Aktuelles Lagebild Wieder mehr Opfer häuslicher Gewalt
Sie wurden bedroht, geschlagen und in einigen Fällen auch getötet: Erneut gibt es in Deutschland mehr Opfer häuslicher Gewalt - ein Großteil davon Frauen. Innenministerin Faeser verspricht bessere Schutzmaßnahmen.
Auch im vergangenen Jahr ist die Zahl der Opfer häuslicher Gewalt in Deutschland gestiegen. Wie aus einem aktuellen Bericht zur polizeilichen Kriminalstatistik (PKS) hervorgeht, waren insgesamt 256.276 Menschen im Jahr 2023 offiziell von dieser Form der Gewalt betroffen - 6,5 Prozent mehr als im vorherigen Jahr. Bereits 2022 hatte es einen Anstieg um mehr als acht Prozent gegenüber 2021 gegeben.
Innerhalb von fünf Jahren stieg die Zahl sogar um fast 20 Prozent, wie aus dem von Bundesfamilienministerin Lisa Paus, Bundesinnenministerin Nancy Faeser und dem Bundeskriminalamt vorgestellten Lagebild "Häusliche Gewalt" hervorgeht.
Wie schon in den Jahren zuvor waren die meisten Opfer - etwa 70 Prozent - weiblich. Insbesondere bei schweren Gewaltdelikten mit weiblichen Opfern wie etwa Mord und Totschlag handelt es sich häufig um Taten der häuslichen Gewalt. So geht aus der PKS hervor, dass im vergangenen Jahr unter den 903 Frauen, die Opfer von versuchtem oder vollendetem Mord und Totschlag wurden, 509 in den Bereich der häuslichen Gewalt fielen. Wie das BKA auf Anfrage präzisierte, sind 247 Frauen und Mädchen in Folge häuslicher Gewalt ums Leben gekommen. Hierzu zählen auch die Fälle von Körperverletzung mit Todesfolge.

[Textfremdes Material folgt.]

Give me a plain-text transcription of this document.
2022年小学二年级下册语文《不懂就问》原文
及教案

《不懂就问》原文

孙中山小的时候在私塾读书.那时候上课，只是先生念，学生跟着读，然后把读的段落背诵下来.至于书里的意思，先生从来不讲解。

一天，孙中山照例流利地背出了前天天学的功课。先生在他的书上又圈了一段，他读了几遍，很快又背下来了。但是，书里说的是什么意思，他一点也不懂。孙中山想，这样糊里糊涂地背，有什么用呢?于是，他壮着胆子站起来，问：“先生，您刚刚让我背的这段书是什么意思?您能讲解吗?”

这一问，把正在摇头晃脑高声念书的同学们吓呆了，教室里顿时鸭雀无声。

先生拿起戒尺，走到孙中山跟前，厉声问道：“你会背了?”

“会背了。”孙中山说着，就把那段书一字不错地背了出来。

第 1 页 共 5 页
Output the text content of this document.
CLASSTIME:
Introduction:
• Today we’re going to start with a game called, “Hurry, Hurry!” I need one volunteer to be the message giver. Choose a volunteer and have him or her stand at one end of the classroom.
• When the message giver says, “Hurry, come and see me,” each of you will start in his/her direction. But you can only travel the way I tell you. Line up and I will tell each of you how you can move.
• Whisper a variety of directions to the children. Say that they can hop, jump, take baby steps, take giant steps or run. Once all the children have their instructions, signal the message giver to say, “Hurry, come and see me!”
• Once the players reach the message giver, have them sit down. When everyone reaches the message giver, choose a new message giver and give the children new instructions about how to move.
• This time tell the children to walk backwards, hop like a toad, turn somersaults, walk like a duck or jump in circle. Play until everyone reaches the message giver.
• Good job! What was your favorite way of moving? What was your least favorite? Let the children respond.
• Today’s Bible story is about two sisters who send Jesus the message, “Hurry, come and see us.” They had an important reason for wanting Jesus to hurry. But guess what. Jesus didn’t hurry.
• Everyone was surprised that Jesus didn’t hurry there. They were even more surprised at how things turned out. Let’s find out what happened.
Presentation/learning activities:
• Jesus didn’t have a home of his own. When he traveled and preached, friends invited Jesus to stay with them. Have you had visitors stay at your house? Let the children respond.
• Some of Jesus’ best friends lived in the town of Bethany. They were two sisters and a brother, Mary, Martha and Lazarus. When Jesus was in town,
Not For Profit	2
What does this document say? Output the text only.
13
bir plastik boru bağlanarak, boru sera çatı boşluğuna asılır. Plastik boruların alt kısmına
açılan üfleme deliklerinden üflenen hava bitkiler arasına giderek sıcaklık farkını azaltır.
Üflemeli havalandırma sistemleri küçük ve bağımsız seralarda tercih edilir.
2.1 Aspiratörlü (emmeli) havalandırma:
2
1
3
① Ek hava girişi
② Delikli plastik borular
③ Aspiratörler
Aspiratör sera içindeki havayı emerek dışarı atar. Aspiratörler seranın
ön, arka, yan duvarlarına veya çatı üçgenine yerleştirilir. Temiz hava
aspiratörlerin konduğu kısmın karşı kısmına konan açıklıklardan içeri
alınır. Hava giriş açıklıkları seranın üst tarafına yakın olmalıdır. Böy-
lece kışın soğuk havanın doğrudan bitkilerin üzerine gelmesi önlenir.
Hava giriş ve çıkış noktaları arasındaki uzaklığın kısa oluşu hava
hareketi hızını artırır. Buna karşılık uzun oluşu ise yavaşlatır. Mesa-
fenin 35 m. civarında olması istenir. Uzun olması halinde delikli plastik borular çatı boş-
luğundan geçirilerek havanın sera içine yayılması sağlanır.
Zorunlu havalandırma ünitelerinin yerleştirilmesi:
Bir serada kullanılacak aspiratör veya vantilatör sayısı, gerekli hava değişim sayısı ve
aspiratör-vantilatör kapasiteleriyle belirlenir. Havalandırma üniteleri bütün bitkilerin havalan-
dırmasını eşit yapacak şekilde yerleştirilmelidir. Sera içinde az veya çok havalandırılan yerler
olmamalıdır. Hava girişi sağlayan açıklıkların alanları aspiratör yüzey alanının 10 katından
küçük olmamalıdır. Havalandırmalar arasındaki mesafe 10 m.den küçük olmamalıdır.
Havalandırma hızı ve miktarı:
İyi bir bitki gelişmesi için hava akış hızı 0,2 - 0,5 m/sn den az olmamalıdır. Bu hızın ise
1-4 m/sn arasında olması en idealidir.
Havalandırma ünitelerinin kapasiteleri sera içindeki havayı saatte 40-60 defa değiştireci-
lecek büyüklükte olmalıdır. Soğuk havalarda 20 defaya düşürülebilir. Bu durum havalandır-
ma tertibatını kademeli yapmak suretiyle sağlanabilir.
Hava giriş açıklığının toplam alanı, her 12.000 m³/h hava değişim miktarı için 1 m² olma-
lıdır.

Drei Viertel der Tatverdächtigen bei häuslicher Gewalt waren männlich.
Körperverletzung, Stalking oder Nötigung
Zwei Drittel aller Betroffenen (168.000 Fälle) erlitt die Gewalt innerhalb einer (Ex-)Partnerschaft, ein Drittel in der Familie. Hier handelt es sich um eine Form von Gewalt, die sich beispielsweise auch zwischen Großeltern und Enkelkindern oder anderen nahen Angehörigen abspielen kann. Diese Form von Gewalt betraf 2023 laut Statistik insgesamt 78.341 Menschen. Dies sind 6,7 Prozent mehr als im Vorjahr.
In den meisten Fällen handelte es sich dabei um vorsätzliche einfache Körperverletzung (59,1 Prozent), Bedrohung, Stalking oder Nötigung (24,6) sowie um gefährliche Körperverletzung (11,4).
Anti-Gewalttrainings, Kontaktverbote, Beratung
"Jeden Tag werden in Deutschland im Durchschnitt über 700 Menschen Opfer von häuslicher Gewalt", sagte Innenministerin Faeser. Man dürfe diese Taten nicht als "Beziehungstragödien oder Eifersuchtsdramen" verharmlosen. "Wir müssen als Gesellschaft sehr, sehr deutlich machen, dass wir hinschauen, eingreifen und Gewalt keineswegs akzeptieren."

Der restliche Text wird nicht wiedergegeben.